A nation of 7.6 million people, the Togolese citizenry have largely been tame and subdued over the years. While they would occasionally rouse, notably at election times to express their political side, the recurrent and serial toll of relatively discordant and fixed negative outcomes from such exercises have largely left them despondent at the end of the day. This is more so when the critical political variables in the country – the army, the generally pro-establishment slant of the regional bodies (ECOWAS and the African Union), as well as the weight of imperial France as critical examples – have continued to be rigged in favour of the preservation of the status quo ante. Add to this a system of deliberate and systematic frustration and co-option of opposition leaders – as for example the incorporation of the erstwhile opposition champion, Gilchrist Olympio into the current administration after the last elections – then you will see why it has been very difficult to get Togo to the point where it is today, long before now. Then of course there has also been that most vintage of all African political burdens: the play on ethnic, religious and regional sentiments by sit-tight incumbents.
But a younger generation of leaders has been emerging.

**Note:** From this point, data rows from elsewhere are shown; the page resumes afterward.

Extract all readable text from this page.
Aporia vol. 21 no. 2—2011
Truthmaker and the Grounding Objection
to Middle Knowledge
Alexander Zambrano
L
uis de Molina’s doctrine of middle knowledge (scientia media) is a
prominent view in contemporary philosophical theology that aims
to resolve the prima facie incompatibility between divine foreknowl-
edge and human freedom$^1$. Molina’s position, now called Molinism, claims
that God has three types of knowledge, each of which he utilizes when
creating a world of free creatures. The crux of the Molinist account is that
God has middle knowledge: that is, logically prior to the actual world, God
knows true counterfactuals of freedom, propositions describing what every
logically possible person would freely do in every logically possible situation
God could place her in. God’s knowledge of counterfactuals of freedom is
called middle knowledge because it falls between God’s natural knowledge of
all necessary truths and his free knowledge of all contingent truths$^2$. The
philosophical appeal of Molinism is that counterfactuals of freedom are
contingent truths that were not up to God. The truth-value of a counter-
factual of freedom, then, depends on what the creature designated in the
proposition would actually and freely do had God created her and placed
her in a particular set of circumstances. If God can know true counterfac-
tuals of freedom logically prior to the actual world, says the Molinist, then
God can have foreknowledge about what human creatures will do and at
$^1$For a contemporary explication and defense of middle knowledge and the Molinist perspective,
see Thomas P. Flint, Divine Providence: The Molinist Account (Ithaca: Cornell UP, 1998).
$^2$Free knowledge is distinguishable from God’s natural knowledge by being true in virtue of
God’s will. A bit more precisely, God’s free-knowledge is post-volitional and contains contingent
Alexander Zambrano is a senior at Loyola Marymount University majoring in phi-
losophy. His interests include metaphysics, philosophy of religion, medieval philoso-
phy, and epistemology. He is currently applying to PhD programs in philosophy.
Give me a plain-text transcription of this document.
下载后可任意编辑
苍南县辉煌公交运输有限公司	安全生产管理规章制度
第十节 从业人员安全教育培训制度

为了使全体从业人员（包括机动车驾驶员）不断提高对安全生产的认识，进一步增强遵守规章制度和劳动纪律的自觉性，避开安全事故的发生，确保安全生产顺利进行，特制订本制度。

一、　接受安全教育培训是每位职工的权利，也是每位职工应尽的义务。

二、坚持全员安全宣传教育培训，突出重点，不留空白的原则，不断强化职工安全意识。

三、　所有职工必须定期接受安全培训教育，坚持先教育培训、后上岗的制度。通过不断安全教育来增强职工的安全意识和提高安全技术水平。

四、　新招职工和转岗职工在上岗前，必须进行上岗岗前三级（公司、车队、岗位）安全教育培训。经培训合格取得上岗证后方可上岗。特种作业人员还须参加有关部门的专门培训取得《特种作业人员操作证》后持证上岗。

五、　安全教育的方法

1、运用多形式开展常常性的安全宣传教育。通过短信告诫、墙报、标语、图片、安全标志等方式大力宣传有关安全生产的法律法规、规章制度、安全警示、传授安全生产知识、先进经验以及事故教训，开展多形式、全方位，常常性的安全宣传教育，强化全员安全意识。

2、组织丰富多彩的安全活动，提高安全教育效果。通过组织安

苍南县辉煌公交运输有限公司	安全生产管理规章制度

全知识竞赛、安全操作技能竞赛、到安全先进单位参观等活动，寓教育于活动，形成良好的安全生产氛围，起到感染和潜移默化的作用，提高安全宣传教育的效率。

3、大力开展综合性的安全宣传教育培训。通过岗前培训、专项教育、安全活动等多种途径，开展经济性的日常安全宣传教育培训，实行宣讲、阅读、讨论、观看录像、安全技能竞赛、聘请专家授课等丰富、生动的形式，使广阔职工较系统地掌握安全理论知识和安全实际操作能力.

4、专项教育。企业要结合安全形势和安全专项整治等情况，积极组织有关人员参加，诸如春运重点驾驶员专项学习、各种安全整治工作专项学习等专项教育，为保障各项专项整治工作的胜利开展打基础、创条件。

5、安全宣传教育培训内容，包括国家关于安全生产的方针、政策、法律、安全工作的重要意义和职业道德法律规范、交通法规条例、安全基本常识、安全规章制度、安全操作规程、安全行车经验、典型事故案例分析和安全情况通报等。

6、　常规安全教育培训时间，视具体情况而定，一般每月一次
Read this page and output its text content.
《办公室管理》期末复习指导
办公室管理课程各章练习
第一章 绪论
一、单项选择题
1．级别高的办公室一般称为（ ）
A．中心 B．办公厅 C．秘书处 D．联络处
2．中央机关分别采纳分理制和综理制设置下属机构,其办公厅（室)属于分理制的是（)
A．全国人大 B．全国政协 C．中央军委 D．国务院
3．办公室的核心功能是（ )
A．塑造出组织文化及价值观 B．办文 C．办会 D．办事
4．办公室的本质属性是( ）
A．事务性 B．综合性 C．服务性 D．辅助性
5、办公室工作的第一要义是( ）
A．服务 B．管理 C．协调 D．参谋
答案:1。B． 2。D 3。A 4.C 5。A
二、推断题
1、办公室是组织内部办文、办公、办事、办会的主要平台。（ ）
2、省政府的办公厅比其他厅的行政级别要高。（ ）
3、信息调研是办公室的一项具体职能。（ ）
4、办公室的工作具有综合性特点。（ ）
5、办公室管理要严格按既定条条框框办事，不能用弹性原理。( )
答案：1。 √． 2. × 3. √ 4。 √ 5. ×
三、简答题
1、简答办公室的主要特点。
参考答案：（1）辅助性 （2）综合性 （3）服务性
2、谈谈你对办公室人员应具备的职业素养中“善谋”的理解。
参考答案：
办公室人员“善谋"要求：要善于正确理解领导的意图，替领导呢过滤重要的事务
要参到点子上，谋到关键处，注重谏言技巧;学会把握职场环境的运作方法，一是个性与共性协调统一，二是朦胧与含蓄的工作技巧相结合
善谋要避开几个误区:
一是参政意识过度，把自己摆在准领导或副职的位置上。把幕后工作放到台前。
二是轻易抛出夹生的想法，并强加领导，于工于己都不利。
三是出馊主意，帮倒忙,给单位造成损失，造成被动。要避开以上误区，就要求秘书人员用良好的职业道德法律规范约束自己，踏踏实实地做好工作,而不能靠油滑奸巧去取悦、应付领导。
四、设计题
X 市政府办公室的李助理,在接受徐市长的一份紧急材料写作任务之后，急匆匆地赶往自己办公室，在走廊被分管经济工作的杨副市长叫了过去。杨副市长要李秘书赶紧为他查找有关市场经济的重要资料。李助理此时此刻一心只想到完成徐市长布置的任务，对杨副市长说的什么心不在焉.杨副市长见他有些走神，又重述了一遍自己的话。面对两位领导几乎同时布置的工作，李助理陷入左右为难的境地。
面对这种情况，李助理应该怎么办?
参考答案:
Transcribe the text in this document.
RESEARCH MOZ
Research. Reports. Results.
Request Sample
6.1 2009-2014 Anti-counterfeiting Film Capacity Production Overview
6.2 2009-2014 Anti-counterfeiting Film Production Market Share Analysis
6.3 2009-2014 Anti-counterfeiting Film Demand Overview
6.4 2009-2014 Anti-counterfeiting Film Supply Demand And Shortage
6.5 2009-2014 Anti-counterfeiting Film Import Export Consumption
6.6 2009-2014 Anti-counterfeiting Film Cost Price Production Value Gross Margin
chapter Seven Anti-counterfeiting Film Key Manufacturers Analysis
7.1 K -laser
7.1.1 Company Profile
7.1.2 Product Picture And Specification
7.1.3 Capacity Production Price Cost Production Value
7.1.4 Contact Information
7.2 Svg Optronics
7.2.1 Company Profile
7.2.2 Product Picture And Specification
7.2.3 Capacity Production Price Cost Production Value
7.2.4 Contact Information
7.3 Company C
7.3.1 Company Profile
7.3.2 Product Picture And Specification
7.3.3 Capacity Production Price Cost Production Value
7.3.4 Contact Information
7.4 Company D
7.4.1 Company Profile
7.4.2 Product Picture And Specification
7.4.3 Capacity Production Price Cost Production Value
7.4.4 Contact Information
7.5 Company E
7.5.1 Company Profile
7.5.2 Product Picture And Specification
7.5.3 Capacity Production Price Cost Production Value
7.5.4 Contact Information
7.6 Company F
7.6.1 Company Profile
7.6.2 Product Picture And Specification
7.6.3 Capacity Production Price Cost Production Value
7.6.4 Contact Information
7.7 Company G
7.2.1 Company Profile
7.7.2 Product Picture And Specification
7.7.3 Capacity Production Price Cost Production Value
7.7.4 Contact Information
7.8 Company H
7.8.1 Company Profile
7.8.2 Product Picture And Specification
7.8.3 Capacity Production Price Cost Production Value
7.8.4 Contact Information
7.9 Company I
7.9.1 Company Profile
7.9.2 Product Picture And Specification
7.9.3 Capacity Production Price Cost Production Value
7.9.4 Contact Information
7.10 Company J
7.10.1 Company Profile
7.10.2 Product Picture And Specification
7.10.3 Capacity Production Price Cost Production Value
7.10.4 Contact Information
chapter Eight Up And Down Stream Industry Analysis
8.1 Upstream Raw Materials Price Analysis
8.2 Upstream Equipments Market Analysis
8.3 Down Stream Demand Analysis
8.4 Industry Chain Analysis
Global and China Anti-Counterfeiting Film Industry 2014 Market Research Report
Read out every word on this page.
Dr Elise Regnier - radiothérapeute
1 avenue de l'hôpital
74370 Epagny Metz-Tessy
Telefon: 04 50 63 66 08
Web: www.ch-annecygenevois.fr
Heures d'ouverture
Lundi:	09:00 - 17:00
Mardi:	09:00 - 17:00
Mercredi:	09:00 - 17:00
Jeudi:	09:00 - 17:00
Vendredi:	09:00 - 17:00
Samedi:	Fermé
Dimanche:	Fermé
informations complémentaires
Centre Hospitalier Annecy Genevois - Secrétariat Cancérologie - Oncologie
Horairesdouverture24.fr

Notably concentrated in the Togolese diaspora and the capital city of Lome, it is these leaders that are providing the principal fuel for the ongoing protests. While many of them are not aligned with the formal political party system in the country, their advocacy has however found strategic resonance with those of the formal opposition and they are therefore working in tandem with them on the issues at stake. Thus the first face of the ongoing wave of protests is the current leading mainstream opposition leader and chair of the National Alliance for Change, Jean Pierre Fabre.
Underscoring also the seismic shifts that are going on in the country, the protests have also tended to break the traditional North/South political divisions in the country, with leaders like the Northern-emerging Tikpi Atchadam of the opposition PanAfrican National Party, PNP, breaking ranks with the divide and rule frame which the equally Northern-originating Gnassingbes have used over the years to aid their bargaining at the national power stage; but also colossally failing to develop the same Northern region. Incidentally then, one of the strongest bastions of support for the ongoing protests is an angry North, and notably the nation’s second largest town, Sokode, from where the Gnassingbes had in the past amassed colossal landslide support and wins!
Also playing a most critical role in the ongoing protests are civil society players and social media influencers. One of them, Farida Nabourema has indeed been so active that only a few days ago, she tweeted a veiled response to the fact that the authorities may presently be getting most infuriated with her activities and may even be contemplating silencing her. But even that threat she insists would not cow her!
Togo is definitely ‘rising’ and the world is taking note.